TourVanMan TM < Ex RF >
LED Bulbs - Statistical outlier
It's indeed as complex as TVM describes. I had a company come to me to have their light system modified to run on LEDs instead of a halogen bulb. Now admittedly there were stringent requirements for the light pattern and intensity (Same as cars I'd imagine, it was a transport related application) and they were horrified to find out how serious a job this was to do properly. I think they expected £2-3k! We corrected them, and they went away to have another think...
LED Bulbs - Pete M
Trucks here in New Zealand are now starting to use LED tail/brake and indicator assemblies. These are just a rectangular panel with a large number of LEDs in a matrix.
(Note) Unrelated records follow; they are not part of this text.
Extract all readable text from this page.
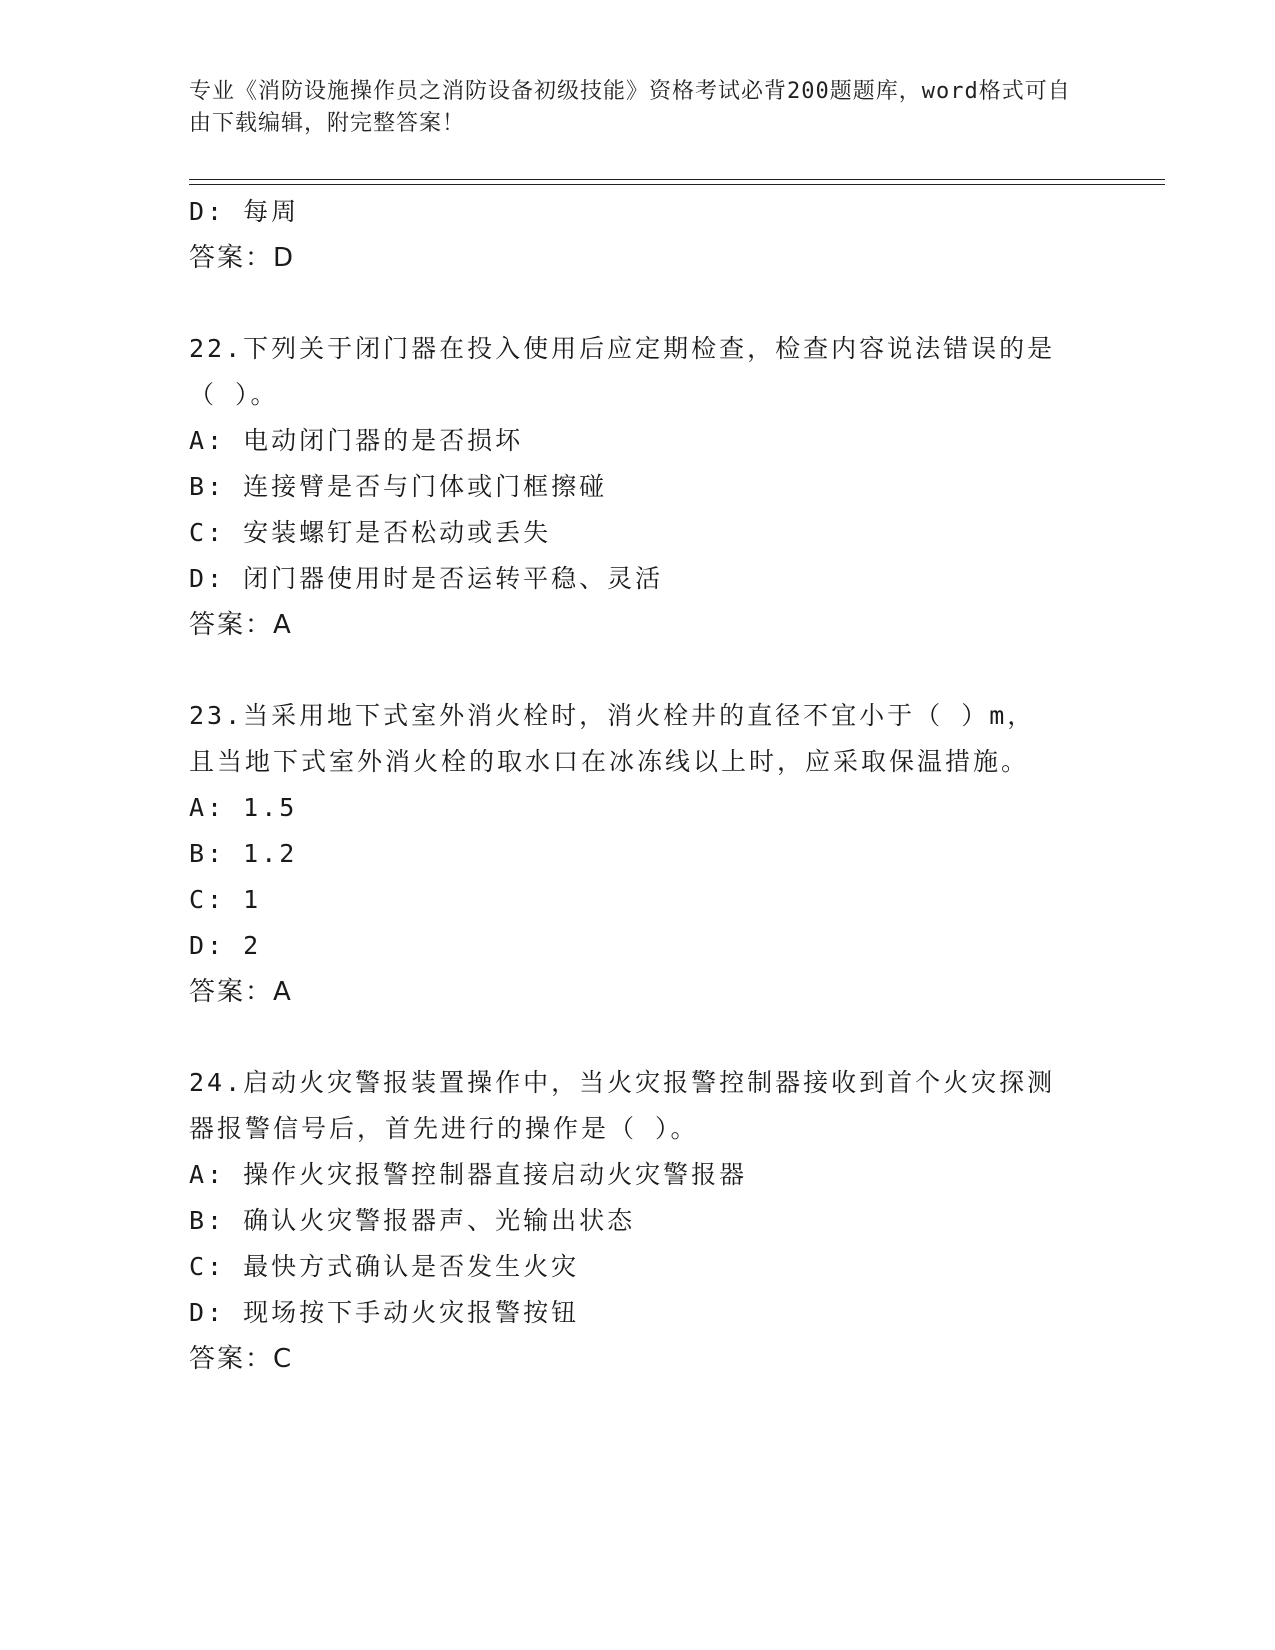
专业《消防设施操作员之消防设备初级技能》资格考试必背200题题库，word格式可自由下载编辑，附完整答案！
D: 每周
答案：D
22.下列关于闭门器在投入使用后应定期检查，检查内容说法错误的是
（ ）。
A: 电动闭门器的是否损坏
B: 连接臂是否与门体或门框擦碰
C: 安装螺钉是否松动或丢失
D: 闭门器使用时是否运转平稳、灵活
答案：A
23.当采用地下式室外消火栓时，消火栓井的直径不宜小于（ ）m，
且当地下式室外消火栓的取水口在冰冻线以上时，应采取保温措施。
A: 1.5
B: 1.2
C: 1
D: 2
答案：A
24.启动火灾警报装置操作中，当火灾报警控制器接收到首个火灾探测
器报警信号后，首先进行的操作是（ ）。
A: 操作火灾报警控制器直接启动火灾警报器
B: 确认火灾警报器声、光输出状态
C: 最快方式确认是否发生火灾
D: 现场按下手动火灾报警按钮
答案：C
As there is no 'styling' requirement, they are probably quite simple. There are no optics as such, the LEDs just shine out of (I think) a clear moulded block. The advantage for the operator is that the reliability of the LEDs means that they are 'fit and forget'. They seem to be just as visible as a normal bulb arrangement, if not better, in that the light comes from many points, not just one. tinyurl.com/elbkh shows one type.
LED Bulbs - Red Baron
Fit and Forget...not too sure about that. Yes, to a point in that and LED light system consists of a matrix of individual LEDs such that when one of them goes then there are still 23 other ones that do work. Lets just hope that the LEDs are wired up in parallel and not in series otherwise the remaining ones will fail even more quickly.
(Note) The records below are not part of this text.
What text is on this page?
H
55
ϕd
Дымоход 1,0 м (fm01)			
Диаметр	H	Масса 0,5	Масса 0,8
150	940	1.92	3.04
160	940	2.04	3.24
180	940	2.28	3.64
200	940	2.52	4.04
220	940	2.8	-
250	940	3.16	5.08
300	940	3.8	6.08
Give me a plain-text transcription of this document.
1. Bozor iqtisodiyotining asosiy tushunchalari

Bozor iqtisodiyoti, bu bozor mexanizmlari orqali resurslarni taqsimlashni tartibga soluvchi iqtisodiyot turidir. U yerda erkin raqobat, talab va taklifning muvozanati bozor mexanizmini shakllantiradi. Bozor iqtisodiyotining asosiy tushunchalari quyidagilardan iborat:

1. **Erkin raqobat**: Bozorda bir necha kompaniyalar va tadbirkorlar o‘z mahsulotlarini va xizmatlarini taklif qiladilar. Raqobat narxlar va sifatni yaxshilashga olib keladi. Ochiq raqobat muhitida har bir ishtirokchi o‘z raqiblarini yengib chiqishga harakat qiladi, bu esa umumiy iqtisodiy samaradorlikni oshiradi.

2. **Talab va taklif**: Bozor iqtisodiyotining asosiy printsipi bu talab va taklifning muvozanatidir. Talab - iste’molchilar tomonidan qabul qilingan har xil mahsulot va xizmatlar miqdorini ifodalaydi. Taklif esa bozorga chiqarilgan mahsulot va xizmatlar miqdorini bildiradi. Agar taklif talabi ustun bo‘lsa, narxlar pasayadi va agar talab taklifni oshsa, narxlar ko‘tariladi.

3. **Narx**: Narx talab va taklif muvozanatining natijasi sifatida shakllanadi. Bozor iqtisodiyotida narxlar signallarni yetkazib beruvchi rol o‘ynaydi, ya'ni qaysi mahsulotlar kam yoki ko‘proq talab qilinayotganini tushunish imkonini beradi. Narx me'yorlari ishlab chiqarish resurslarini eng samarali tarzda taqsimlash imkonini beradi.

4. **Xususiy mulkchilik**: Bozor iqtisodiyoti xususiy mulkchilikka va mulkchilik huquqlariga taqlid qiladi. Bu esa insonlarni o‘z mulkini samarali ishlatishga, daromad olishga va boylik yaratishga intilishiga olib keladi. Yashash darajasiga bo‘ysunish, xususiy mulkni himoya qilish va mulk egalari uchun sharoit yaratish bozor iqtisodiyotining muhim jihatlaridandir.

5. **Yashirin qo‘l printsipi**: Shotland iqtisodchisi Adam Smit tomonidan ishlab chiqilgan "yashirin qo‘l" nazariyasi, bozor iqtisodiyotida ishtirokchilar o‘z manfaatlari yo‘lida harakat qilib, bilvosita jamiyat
You can envisage that some failing LED light systems won't get replaced until most of the array has fried.
LED Bulbs - SlidingPillar
Quite a lot of the replacement "style" LEDs are not legal in post 72 cars.

I legally use them at the back of my three wheeler (1930), but as the light units are so poorly designed, my LED "bulbs" give better illumination than filament bulbs.

While the possibility is folk might not inspect them properly for continued correct operation they burn a fraction of the current, are much better at withstanding vibration (why I use them) and have a much longer lifetime. Given this, new cars with properly designed LEDs might have a safety advantage.

LEDs don't like heat though so if you have sidelights close to headlight bulbs, I'd not advise even trying them.
LED Bulbs - Number_Cruncher
I had no sidelights with ignition off as my car has dim dip.

That's odd. The Vauxhall implementation of dim dip used to put the sidelights on with the engine not running, and then, via a tee into the signal wire to the oil pressure switch, would sense the engine was running, and feed the headlamps at reduced power.

Is it possible that you had a fault with the dim-dip, or was this as Porsche meant it to be? i.e., are all 944 owners now rigging up alternative sidelamps?

LED Bulbs - ffidrac {P}
I bought a pair of stop/tail LED replacement 'bulbs' a couple of years ago and fitted 1 to the car leaving the other as original. I enlisted the aid of a friend to press the brake and turn the sidelights on so I could determine if they were suitable.

On my Kenari the LED tail light was visible for about the same angle round the side as the standard light and about the same brightness.

The brake light was actually brighter with the LED and the added bonus of no warm-up time operated noticeably faster than the standard lamp so I fitted the other LED and called it a day.

High level brake lamp is still a filament lamp and you can see the difference in ligh up time, it's not much but it's noticeable!